We can retrieve the documents by reading the snapshot:

// node read-documents.js

const fs = require('fs');

function readJson(path) {
  const jsonString = fs.readFileSync(path).toString();
  return JSON.parse(jsonString);
}

const documents = readJson('snapshot.Y5dUDREAAF9hpGNe.json');
console.log(`There are ${documents.length} documents in Prismic`);

Splitting the download and the analysis is a classic pattern in data pipelines. The initial download is slow, but the subsequent processing is much faster.

Now we have this snapshot, what can we do with it?

Use case #1: Find (and test) all our content pages

One thing a snapshot can do is give us a link to every bit of content we have in Prismic:

const nonVisibleTypes = new Set([
  'audiences', 'interpretation-types', 'labels', 'teams',
]);

function createUrl(baseUrl, type, id): string {
  switch (type) {
    case 'webcomics':
      return `${baseUrl}/articles/${id}`;

    default:
      return `${baseUrl}/${type}/${id}`;
  }
}

for (let doc of documents) {
  if (!nonVisibleTypes.has(doc.type)) {
    console.log(createUrl('http://localhost:3000', doc.type, doc.id));
  }
}

http://localhost:3000/events/Xagh1RAAACMAozgg
http://localhost:3000/articles/Ye6WHxAAACMAXTxz
http://localhost:3000/books/YW7dSREAACAANjZn

I’ve found this useful when doing a big, disruptive refactor – it takes a while, but I can use this list to grind through every page. I fetch every page from a local copy of the site, check for errors, and then I can fix them before they’re deployed to prod.

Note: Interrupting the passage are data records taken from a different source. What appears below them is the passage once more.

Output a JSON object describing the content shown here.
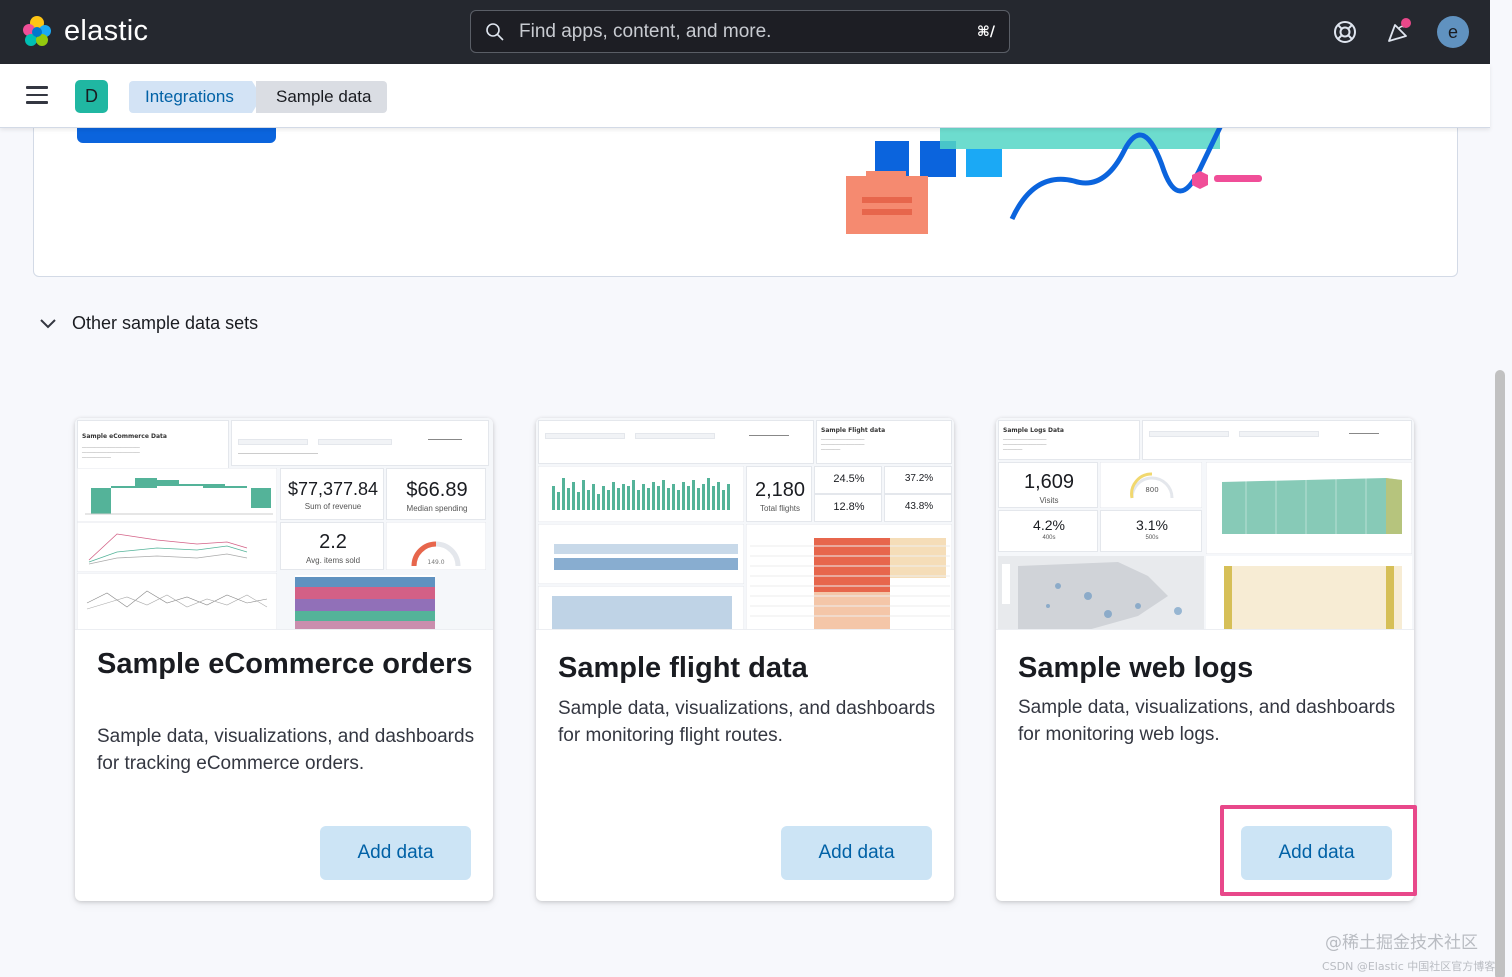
{
  "header": {
    "brand": "elastic",
    "search_placeholder": "Find apps, content, and more.",
    "search_shortcut": "⌘/",
    "avatar_letter": "e"
  },
  "breadcrumbs": {
    "space_letter": "D",
    "items": [
      "Integrations",
      "Sample data"
    ]
  },
  "accordion": {
    "label": "Other sample data sets"
  },
  "cards": [
    {
      "title": "Sample eCommerce orders",
      "description": "Sample data, visualizations, and dashboards for tracking eCommerce orders.",
      "button": "Add data",
      "preview": {
        "title": "Sample eCommerce Data",
        "metric1": "$77,377.84",
        "metric1_sub": "Sum of revenue",
        "metric2": "$66.89",
        "metric2_sub": "Median spending",
        "metric3": "2.2",
        "metric3_sub": "Avg. items sold",
        "gauge": "149.0"
      }
    },
    {
      "title": "Sample flight data",
      "description": "Sample data, visualizations, and dashboards for monitoring flight routes.",
      "button": "Add data",
      "preview": {
        "title": "Sample Flight data",
        "metric1": "2,180",
        "metric1_sub": "Total flights",
        "p1": "24.5%",
        "p2": "37.2%",
        "p3": "12.8%",
        "p4": "43.8%"
      }
    },
    {
      "title": "Sample web logs",
      "description": "Sample data, visualizations, and dashboards for monitoring web logs.",
      "button": "Add data",
      "preview": {
        "title": "Sample Logs Data",
        "metric1": "1,609",
        "metric1_sub": "Visits",
        "gauge": "800",
        "p1": "4.2%",
        "p1_sub": "400s",
        "p2": "3.1%",
        "p2_sub": "500s"
      }
    }
  ],
  "watermark": {
    "line1": "@稀土掘金技术社区",
    "line2": "CSDN @Elastic 中国社区官方博客"
  },
  "colors": {
    "header_bg": "#25282f",
    "primary": "#0b64dd",
    "button_bg": "#cce4f5",
    "button_text": "#0061a6",
    "highlight": "#e8488a",
    "space_badge": "#20b7a2"
  }
}
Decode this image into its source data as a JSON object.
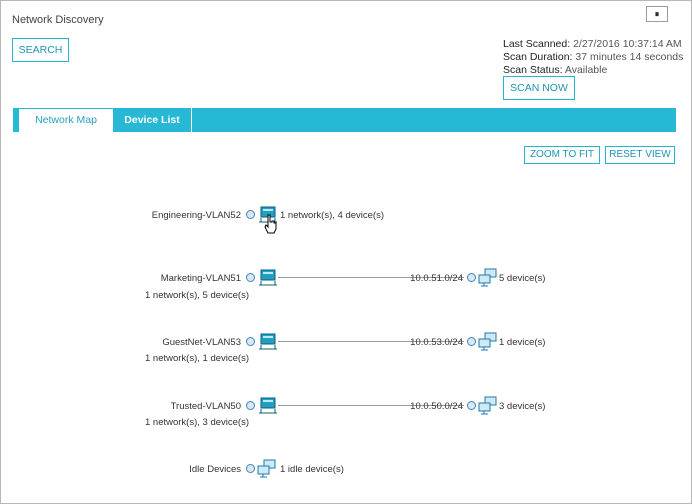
{
  "header": {
    "title": "Network Discovery",
    "pause_glyph": "⏸"
  },
  "search": {
    "label": "SEARCH"
  },
  "scan": {
    "last_scanned_label": "Last Scanned:",
    "last_scanned_value": "2/27/2016 10:37:14 AM",
    "duration_label": "Scan Duration:",
    "duration_value": "37 minutes 14 seconds",
    "status_label": "Scan Status:",
    "status_value": "Available",
    "scan_now_label": "SCAN NOW"
  },
  "tabs": [
    {
      "label": "Network Map",
      "active": true
    },
    {
      "label": "Device List",
      "active": false
    }
  ],
  "toolbar": {
    "zoom_label": "ZOOM TO FIT",
    "reset_label": "RESET VIEW"
  },
  "map": {
    "rows": [
      {
        "name": "Engineering-VLAN52",
        "summary": "1 network(s), 4 device(s)"
      },
      {
        "name": "Marketing-VLAN51",
        "summary": "1 network(s), 5 device(s)",
        "subnet": "10.0.51.0/24",
        "devices": "5 device(s)"
      },
      {
        "name": "GuestNet-VLAN53",
        "summary": "1 network(s), 1 device(s)",
        "subnet": "10.0.53.0/24",
        "devices": "1 device(s)"
      },
      {
        "name": "Trusted-VLAN50",
        "summary": "1 network(s), 3 device(s)",
        "subnet": "10.0.50.0/24",
        "devices": "3 device(s)"
      },
      {
        "name": "Idle Devices",
        "devices": "1 idle device(s)"
      }
    ]
  },
  "icons": {
    "switch": "network-switch-icon",
    "computers": "computer-group-icon",
    "cursor": "hand-cursor-icon"
  },
  "colors": {
    "accent": "#27b8d6",
    "button_text": "#1d95b5",
    "node": "#4682b4"
  }
}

We get alerts for errors on the public site, and now we test a sample of URLs as part of deployment – and testing everything helped find the “interesting” examples that went into that sample.

Use case #2: Counting our slices

Within Prismic, slices are the building blocks of a page. You can define your own slice types and how they’re rendered on your site, and each slice can have different data and structure. Content editors can assemble a sequence of different slices in the GUI editor to create a page.

A picker for three types of slice in Prismic: text, captioned image, and image gallery.

To help us manage our slice types, we made a tool that counts how many times each slice type is used. It goes through every page in the snapshot, counts all the slices it uses, then prints the result:

for (let doc of documents) {
  if (doc.data.body) {
    for (let slice of doc.data.body) {
      sliceTally[slice.slice_type] = (sliceTally[slice.slice_type] || 0) + 1;
    }
  }
}

Object.entries(sliceTally)
  .sort((a, b) => a[1] - b[1])
  .forEach(entry =>
    console.log(`${entry[1].toString().padStart(6, ' ')}\t${entry[0]}`)
  );

The output is a simple table:

$ node tally-slices.js
map
imageList
youtubeVideoEmbed
quote
text

We use this tally to answer questions like:

Which slice types are most used? If we’re doing optimisation work, it makes more sense to focus on a heavily used slice, where any improvements have a bigger impact.
Which slice types are least used? Are there any slice types which are never used? This might start a conversation about why that slice type isn’t being used – maybe it’s unnecessary, or it needs some tweaking.
If we’ve deprecated one slice type and replaced it with another, have we migrated all the old uses? Can we safely delete the old slice type?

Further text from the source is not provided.